Wikimedia Commons is a “media file repository” of public domain and freely-licensed educational media content, including images, sounds and video clips. Launched on 7 September 2004 by the Wikimedia Foundation, Wikimedia Commons uses the “wiki-technology” that is the same technology used in Wikipedia. Wikmedia Commons also aggregates files from other projects, including Wikipedia, Wikibooks, Wikivoyage, Wikispecies, Wikisource, and Wikinews. As of October 2015, there are more than 28.7 million files in more than 120,000 collections. Users can conduct a keyword search or browse the content by topic, type, author, location, license and source.
Since 2013, British Library released more than 1 million images to Flickr Commons. The images were obtained from the Library’s digitised collection of 65,000 books of the 17th, 18th and 19th century. The release of these images indicates the Library’s desire “to improve knowledge of and about them, to enable novel and unexpected ways of using them, and to begin working with researchers to explore and interpret large scale digital collections”. The images are arranged by different themes, such as book covers, illustrated letters, maps, flora and children book illustrations.
Vintage Printable provides images that are believed to be on public domain or out of copyright. Most of the images are focused on vintage naturalist or scientific illustrations. Users can search or browse by different categories.
Developed by The Open Knowledge Foundation, The Public Domain Review is “an online journal and not-for-profit project dedicated to promoting and celebrating the public domain in all its richness and variety”, as according to the website. Images in their collections are derived from a wide range of online archives, that are on public domain. The images are arranged by topics, where users can search or browse by time, style, genre, type, content and rights.

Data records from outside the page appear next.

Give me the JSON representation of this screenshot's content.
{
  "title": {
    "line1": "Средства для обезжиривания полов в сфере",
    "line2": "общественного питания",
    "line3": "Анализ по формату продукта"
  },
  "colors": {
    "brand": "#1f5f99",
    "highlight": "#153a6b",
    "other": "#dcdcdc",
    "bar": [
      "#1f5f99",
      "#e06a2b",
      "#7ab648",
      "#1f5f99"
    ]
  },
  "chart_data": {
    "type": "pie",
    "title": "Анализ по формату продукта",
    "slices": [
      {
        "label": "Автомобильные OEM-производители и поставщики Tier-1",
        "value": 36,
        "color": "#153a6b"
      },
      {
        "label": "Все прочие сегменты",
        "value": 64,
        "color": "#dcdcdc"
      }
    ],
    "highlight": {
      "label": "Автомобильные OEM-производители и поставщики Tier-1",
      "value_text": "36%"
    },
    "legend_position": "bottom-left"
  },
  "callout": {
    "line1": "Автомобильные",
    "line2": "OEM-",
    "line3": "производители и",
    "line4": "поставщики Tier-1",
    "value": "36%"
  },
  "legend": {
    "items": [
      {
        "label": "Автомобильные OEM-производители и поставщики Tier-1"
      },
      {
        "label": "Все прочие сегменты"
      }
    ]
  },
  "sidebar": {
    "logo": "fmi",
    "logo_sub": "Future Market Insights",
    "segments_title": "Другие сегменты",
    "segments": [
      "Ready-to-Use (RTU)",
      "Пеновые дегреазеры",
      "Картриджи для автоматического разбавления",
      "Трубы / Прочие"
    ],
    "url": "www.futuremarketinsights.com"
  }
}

Started more than 30 years ago by Cartography Associates, the David Rumsey Map Collection “focuses on rare 16th through 20th century maps of North and South America, as well as maps of the World, Asia, Africa, Europe, and Oceania”. The collection includes “atlases, wall maps, globes, school geographies, pocket maps, books of exploration, maritime charts, and a variety of cartographic materials including pocket, wall, children’s, and manuscript maps”. Their digital collection contains more than 61,000 images, where users can search or browse by types, locations and periods. The website also provides many ways to view the map collections, such as Luna Browser, Georeferencer, Google Earth, etc. Learn more about the evolution of the physical collection into the online collection here.
The NYPL Digital Gallery provides access to over 800,000 images digitized from the library’s collections, which spans across different mediums, subjects and time periods. The collections include illuminated manuscripts, historical maps, vintage posters, rare prints and photographs. The collections can also be browse through different categories – Arts & Literature, Cities & Buildings, Culture & Society, History & Geography, Industry & Technology, Nature & Science, and Printing & Graphics.